BOOKS
Two outsiders to the world of Shakespeare criticism have penned “Stay, Illusion!: The Hamlet Doctrine,” a slim volume on that well-known dark prince of Danes. Laura Miller deems it as "such a treat:"
The authors — a philosophy professor and a psychoanalyst who are married to each other — claim no special expertise and argue no ironclad theory. They investigate, speculate and propose. “We are outsiders to the world of Shakespeare criticism,” they write, and the thinkers they have chosen to respond to (Carl Schmitt, Walter Benjamin, Hegel, Freud, Jacques Lacan and Nietzsche) are (arguably) peripheral to the field as well. The result is a slim volume on “Hamlet” that this reader found more invigorating than many a more rigorous work. All you need to engage with it is a modest acquaintance with the play and an open mind. Each of the short chapters in “Stay, Illusion!” is a springy diving board poised over a deep pool of thought. Find one you like the looks of, bounce a bit, then plunge in.
MOVIES
“A Band Called Death” is a fast-paced and spirited documentary following three African-American Detroit brothers who formed a garage rock band in the early '70s and may have pioneered punk before it actually existed. Andrew O'Hehir lauds it as one of the "most inspiring of all family stories of tragedy and triumph that this crazy country has produced:"
As Bobby and Dannis – now genial, dreadlocked men in late middle age — tell filmmakers Mark Covino and Jeff Howlett in the moving, fascinating and far too weird to be fictional documentary “A Band Called Death,” the anger in their music was at least partly directed at neighbors and family members who wanted them to stop making such an unholy racket and abandon their mystifying passion for “white boy music.” Indeed, other than saying that there’s no accounting for taste and that the varieties of human experience are endless, there’s no particular explanation for why David Hackney, the bandleader and guitarist, jumped into rock with such eagerness. The Hackneys were preacher’s kids, devout Christians raised in a classic working-class black neighborhood.
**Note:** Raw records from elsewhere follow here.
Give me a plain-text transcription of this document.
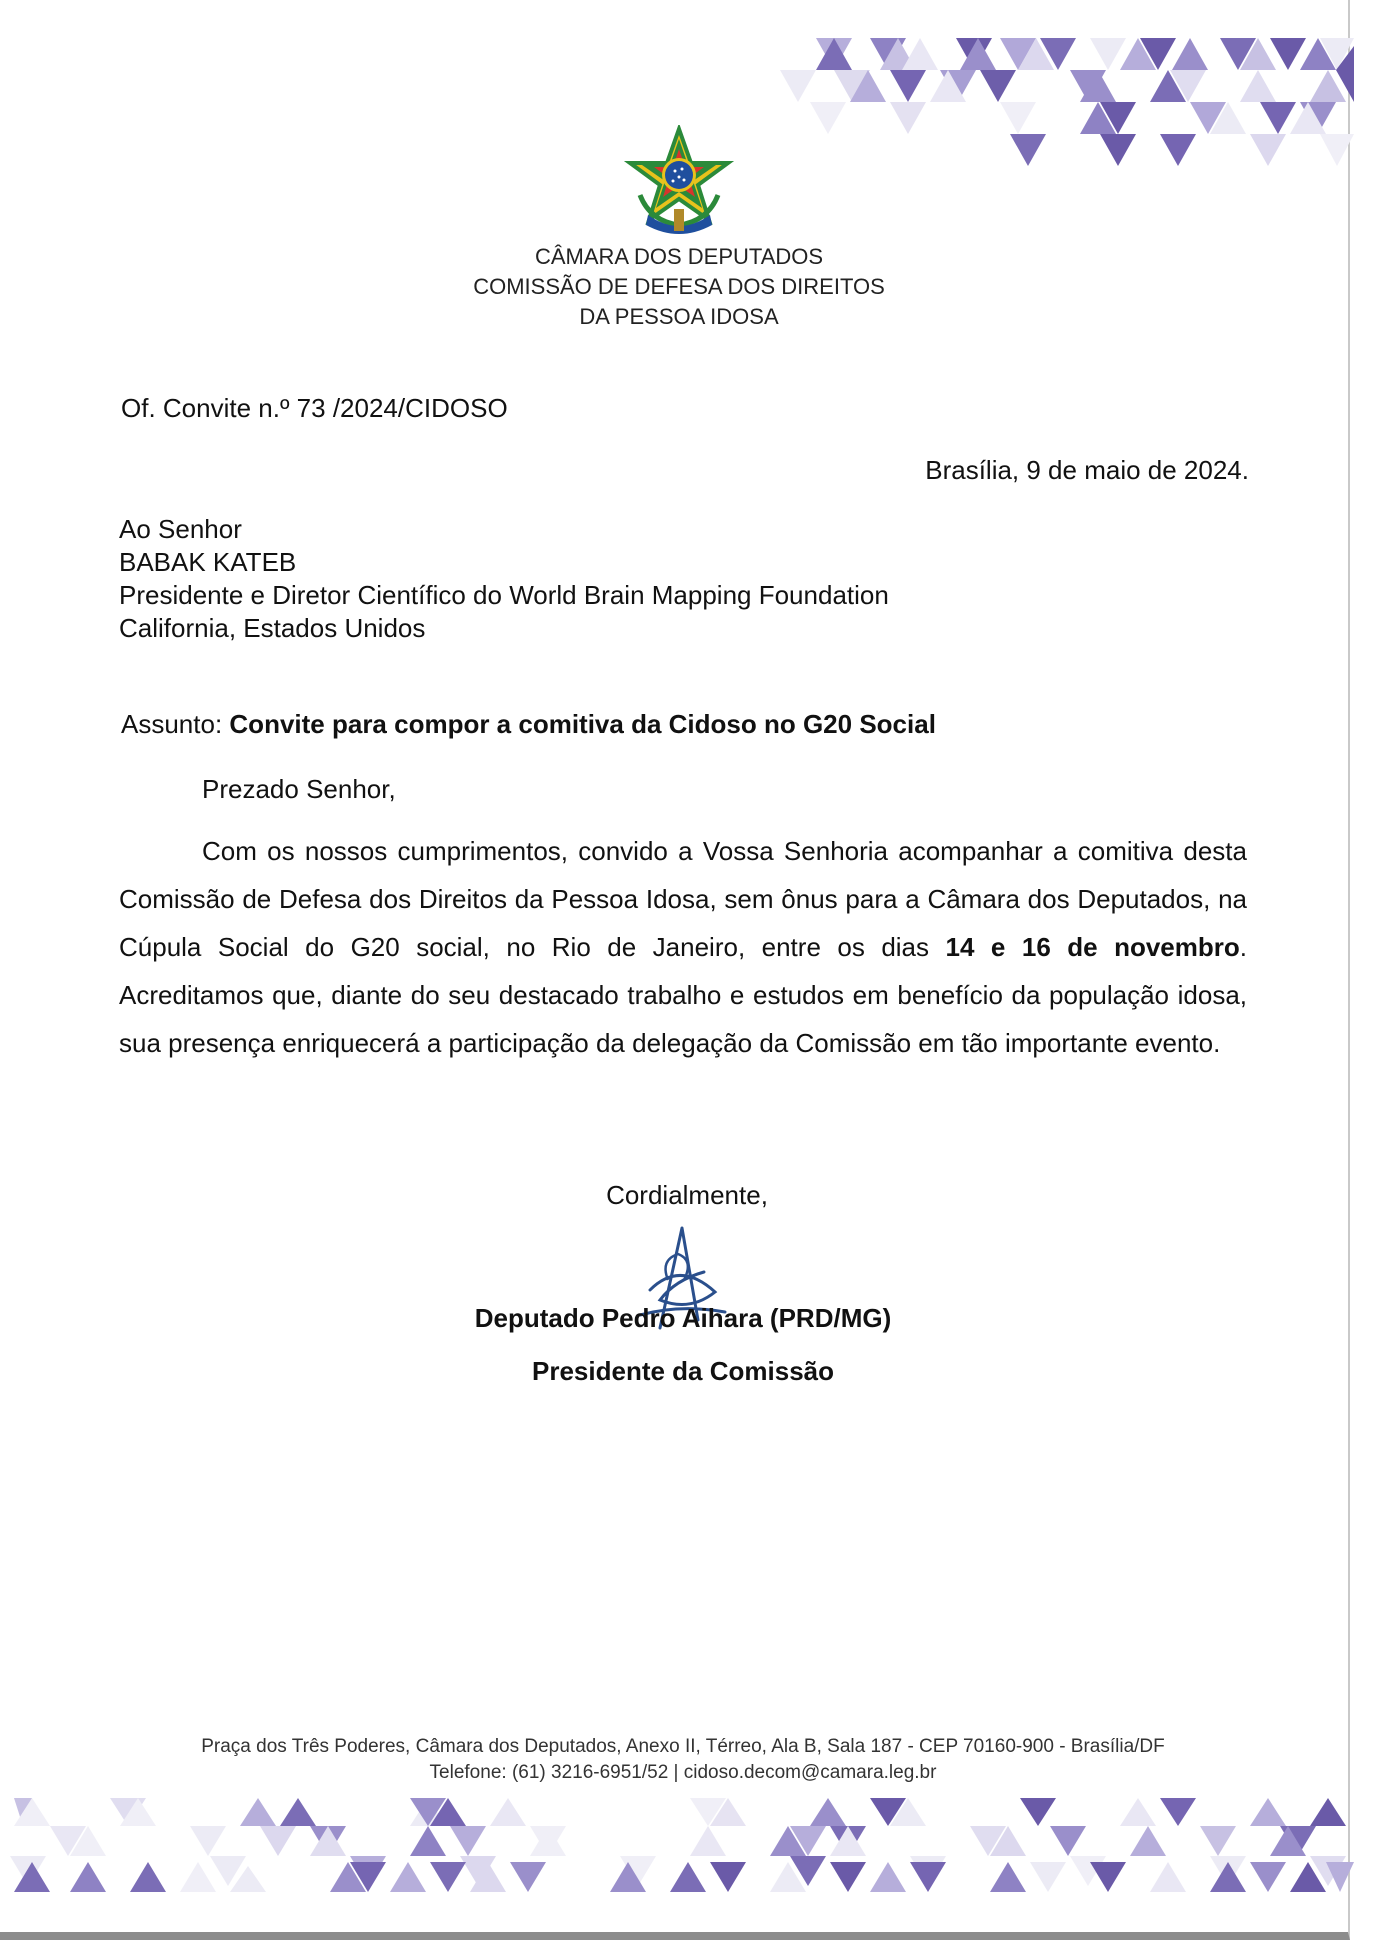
CÂMARA DOS DEPUTADOS
COMISSÃO DE DEFESA DOS DIREITOS
DA PESSOA IDOSA
Of. Convite n.º 73 /2024/CIDOSO
Brasília, 9 de maio de 2024.
Ao Senhor
BABAK KATEB
Presidente e Diretor Científico do World Brain Mapping Foundation
California, Estados Unidos
Assunto: Convite para compor a comitiva da Cidoso no G20 Social
Prezado Senhor,
Com os nossos cumprimentos, convido a Vossa Senhoria acompanhar a comitiva desta Comissão de Defesa dos Direitos da Pessoa Idosa, sem ônus para a Câmara dos Deputados, na Cúpula Social do G20 social, no Rio de Janeiro, entre os dias 14 e 16 de novembro. Acreditamos que, diante do seu destacado trabalho e estudos em benefício da população idosa, sua presença enriquecerá a participação da delegação da Comissão em tão importante evento.
Cordialmente,
Deputado Pedro Aihara (PRD/MG)
Presidente da Comissão
Praça dos Três Poderes, Câmara dos Deputados, Anexo II, Térreo, Ala B, Sala 187 - CEP 70160-900 - Brasília/DF
Telefone: (61) 3216-6951/52 | cidoso.decom@camara.leg.br
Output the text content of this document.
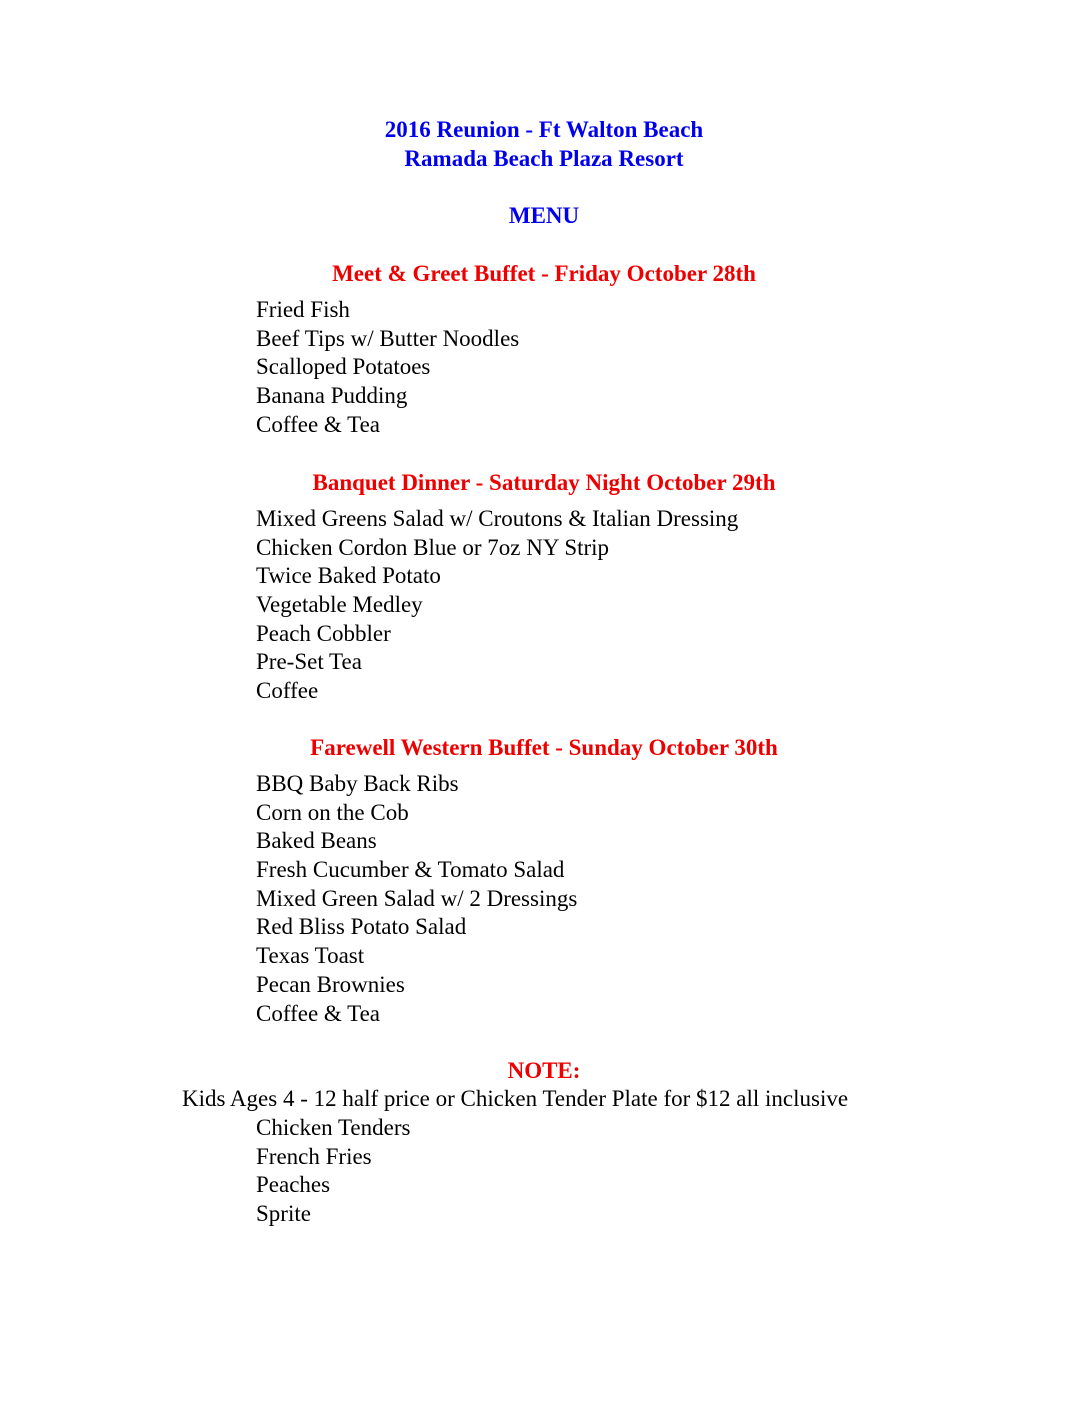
2016 Reunion - Ft Walton Beach
Ramada Beach Plaza Resort
MENU
Meet & Greet Buffet - Friday October 28th
Fried Fish
Beef Tips w/ Butter Noodles
Scalloped Potatoes
Banana Pudding
Coffee & Tea
Banquet Dinner - Saturday Night October 29th
Mixed Greens Salad w/ Croutons & Italian Dressing
Chicken Cordon Blue or 7oz NY Strip
Twice Baked Potato
Vegetable Medley
Peach Cobbler
Pre-Set Tea
Coffee
Farewell Western Buffet - Sunday October 30th
BBQ Baby Back Ribs
Corn on the Cob
Baked Beans
Fresh Cucumber & Tomato Salad
Mixed Green Salad w/ 2 Dressings
Red Bliss Potato Salad
Texas Toast
Pecan Brownies
Coffee & Tea
NOTE:
Kids Ages 4 - 12 half price or Chicken Tender Plate for $12 all inclusive
Chicken Tenders
French Fries
Peaches
Sprite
They didn’t have white friends or go to a white school or anything; they must have stuck out at concerts by Alice Cooper and the Who.
TELEVISION
Watching adaptations of Stephen King's novels for Willa Paskin when she was a teen always seemed "like the exact right amount of naughty." "Under the Dome," will likely provide 15-year-olds with the same thrill, she writes:
Based on King’s 2009 book of the same name, “Under the Dome” is about the small town of Chester’s Mill, which suddenly finds itself trapped under a huge dome of unknown provenance and power, like marine animals abruptly sequestered in a giant fish bowl. When the dome comes crashing down, it slices up farm equipment, limbs, houses, cows and whatever else stands in its way. It’s transparent but rock solid. Airplanes and trucks crash into it. Radio transmissions and sound can’t go through it. Explosions don’t damage it.